The experience of the ‘other’ or the ‘outsider’, and the near-constant anxiety and distrust, remains a major theme in Episode 2, always reminding players that Sean and Daniel never really ‘belong’, in smaller and larger ways. That they haven’t been anywhere they can call ‘home’ since the opening of Episode 1. This doesn’t mean that every character is hostile or intentionally distant but this sense of isolation, of looking after one’s own (in terms of family, race, or otherwise), permeates the game.

It’s reflective of the wider world in 2019 and not just the United States. In depicting our world as one that’s rarely an embracing or accepting one, with two persons of colour who are already judged at a glance by many, Life is Strange 2 crafts a world that’s all too real in its ever-present intolerance. It also undercuts the significance of Daniel’s telekinesis for great effect; when so many already label strangers as enemies based on their appearance or origin, would news of Daniel’s psychic powers really change much in these people’s minds?  

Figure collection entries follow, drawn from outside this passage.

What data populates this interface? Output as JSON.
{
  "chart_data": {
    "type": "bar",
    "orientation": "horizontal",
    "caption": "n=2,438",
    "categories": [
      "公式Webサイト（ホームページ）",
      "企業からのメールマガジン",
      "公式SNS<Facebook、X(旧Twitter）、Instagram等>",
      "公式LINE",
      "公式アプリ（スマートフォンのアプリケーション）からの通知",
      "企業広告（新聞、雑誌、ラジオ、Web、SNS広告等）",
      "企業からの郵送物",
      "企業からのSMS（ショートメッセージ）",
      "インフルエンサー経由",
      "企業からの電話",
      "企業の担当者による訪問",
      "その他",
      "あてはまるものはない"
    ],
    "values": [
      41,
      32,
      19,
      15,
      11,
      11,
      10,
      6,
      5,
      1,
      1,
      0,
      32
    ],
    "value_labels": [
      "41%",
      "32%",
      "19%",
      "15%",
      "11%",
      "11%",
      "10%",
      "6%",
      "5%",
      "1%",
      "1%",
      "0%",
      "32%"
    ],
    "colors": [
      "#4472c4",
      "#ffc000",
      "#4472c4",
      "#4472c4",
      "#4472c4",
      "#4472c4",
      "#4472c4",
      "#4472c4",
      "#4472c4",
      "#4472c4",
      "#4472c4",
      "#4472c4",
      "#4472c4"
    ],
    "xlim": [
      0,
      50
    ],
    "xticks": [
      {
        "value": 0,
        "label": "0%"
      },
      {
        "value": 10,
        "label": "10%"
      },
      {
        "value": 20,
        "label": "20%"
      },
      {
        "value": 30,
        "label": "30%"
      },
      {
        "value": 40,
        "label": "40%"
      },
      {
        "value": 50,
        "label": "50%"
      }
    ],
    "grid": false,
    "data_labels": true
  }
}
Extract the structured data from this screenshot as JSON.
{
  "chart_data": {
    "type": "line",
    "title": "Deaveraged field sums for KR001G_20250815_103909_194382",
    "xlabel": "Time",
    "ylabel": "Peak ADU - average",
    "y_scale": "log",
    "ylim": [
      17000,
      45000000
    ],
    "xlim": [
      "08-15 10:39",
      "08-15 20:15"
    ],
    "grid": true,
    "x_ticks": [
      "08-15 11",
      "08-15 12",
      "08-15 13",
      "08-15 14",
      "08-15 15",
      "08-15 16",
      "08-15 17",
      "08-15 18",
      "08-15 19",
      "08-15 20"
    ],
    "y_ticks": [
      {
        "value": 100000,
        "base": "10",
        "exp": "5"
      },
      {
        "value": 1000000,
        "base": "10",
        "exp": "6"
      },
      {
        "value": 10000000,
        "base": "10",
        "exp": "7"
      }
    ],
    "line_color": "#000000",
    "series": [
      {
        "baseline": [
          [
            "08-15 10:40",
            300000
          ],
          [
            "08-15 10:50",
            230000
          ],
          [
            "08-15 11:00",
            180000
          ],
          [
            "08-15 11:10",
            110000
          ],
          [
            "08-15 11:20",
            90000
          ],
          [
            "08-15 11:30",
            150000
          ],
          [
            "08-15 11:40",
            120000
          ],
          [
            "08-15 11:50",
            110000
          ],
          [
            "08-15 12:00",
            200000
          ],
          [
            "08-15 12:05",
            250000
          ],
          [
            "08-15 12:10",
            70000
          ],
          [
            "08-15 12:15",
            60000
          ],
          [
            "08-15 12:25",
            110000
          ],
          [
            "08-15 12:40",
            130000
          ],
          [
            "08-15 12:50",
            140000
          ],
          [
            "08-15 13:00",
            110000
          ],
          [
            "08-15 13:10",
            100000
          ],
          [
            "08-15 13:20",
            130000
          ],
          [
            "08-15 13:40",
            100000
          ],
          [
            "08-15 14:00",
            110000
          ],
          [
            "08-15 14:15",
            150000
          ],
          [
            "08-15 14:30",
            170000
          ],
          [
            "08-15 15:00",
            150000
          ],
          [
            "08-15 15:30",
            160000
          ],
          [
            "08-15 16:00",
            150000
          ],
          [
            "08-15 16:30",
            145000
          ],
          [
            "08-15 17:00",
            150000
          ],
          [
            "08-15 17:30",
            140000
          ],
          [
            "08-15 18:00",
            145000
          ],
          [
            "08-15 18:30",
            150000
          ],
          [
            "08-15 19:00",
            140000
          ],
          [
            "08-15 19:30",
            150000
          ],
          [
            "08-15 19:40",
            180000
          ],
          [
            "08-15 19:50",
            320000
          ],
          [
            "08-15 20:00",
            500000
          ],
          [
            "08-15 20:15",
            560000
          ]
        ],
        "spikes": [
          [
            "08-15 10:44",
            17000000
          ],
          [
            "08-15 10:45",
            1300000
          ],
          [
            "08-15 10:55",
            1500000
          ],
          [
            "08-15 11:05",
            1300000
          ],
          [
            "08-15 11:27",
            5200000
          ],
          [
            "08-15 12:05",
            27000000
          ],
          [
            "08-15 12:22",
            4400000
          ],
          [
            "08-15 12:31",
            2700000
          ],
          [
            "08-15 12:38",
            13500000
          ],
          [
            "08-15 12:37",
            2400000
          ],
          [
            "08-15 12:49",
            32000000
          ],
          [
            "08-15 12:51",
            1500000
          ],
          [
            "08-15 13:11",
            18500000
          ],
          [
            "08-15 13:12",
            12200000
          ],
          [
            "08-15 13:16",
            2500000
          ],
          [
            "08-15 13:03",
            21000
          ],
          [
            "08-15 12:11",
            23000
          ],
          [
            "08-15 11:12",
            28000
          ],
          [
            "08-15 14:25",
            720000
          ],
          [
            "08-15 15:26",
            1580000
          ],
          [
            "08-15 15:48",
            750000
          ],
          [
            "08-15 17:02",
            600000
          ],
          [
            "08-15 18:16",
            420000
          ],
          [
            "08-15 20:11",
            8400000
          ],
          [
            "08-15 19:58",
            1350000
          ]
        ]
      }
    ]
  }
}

Life is Strange 2 - Episode 2: Rules

Railroading the player

Unfortunately, Rules has moments where it railroads the player’s decisions. This is either through choices that are overly binary, like choosing between ‘nice’ or ‘get angry all of a sudden’, or actually forcing players to make choices they’d rather not. Though some are worse than others, and there are genuinely difficult choices throughout the episode that sort of balance these out, they’re still disappointing to see.

This episode’s signposting can be disappointing as well. Signposting (as in foreshadowing future plot points) is obviously expected but it can diminish the player’s sense of choice when certain beats are telegraphed so transparently. For an episode that already felt a little loose as a story, it feels even more so when the player’s role is undermined by in-your-face foreshadowing.

Despite this, I’ll admit that the variety of choices and outcomes revealed at the end of the episode shows a far broader range than I expected. A number of outcomes seems to hinge on many smaller decisions (likely including the previous episode) and not just the obvious, large-scale choices. This is especially true for those involving the younger brother Daniel.

With the growing scale of his autonomy becoming clear, Daniel isn’t just impressive as an AI-led NPC but as a genuinely reactive focal point of Life is Strange 2. He grows, changes and acts as a unique person depending on the player’s actions as Sean, and it’s reassuring that this can already be seen in just the second episode. Hopefully this stays true as the season continues.

Life is Strange 2 - Episode 2: Rules

A little disjointed

Overall, Life is Strange 2’s second episode is a little disjointed. The episode may be titled Rules but it’s a loose thread to connect a scattered story. By itself, it seems more concerned with bridging the first and third episodes and pushing through some necessary exposition instead of telling a fulfilling story. Choices can feel black-and-white or even forced, something Life is Strange usually avoids.

However, this doesn’t mean that Rules is a poor episode or follow-up. In fact, the second episode absolutely keeps to the quality of the first and pulls this new series and its central themes into focus. With Rules, Life is Strange 2 has begun to crystallize its own unique identity, one that’s very distinct and separate from the previous series.

With the same honest, anxious and raw creative voice, Episode 2 continues to tap into a very current sense of toxicity, rejection and isolation that so many face around the world as social intolerance gains a foothold yet again. While Life is Strange 2 doesn’t focus on exploring this in stomach-churning detail (at least at the moment), the experience of “otherness” is firmly at the heart of this new season.

Life is Strange 2 - Episode 2: Rules

Our verdict:

This second episode of Dontnod’s Life is Strange 2 is a little messy, sure, with a few lingering issues, but Rules showcases a strong and powerful identity for the sequel. Layered with interesting relationships, sequences that effectively build on what’s been established and a reassuring focus, the second episode has me excited for whatever comes next.


John reviewed Life is Strange 2 – Episode 2: Rules using a PlayStation 4 code purchased at retail.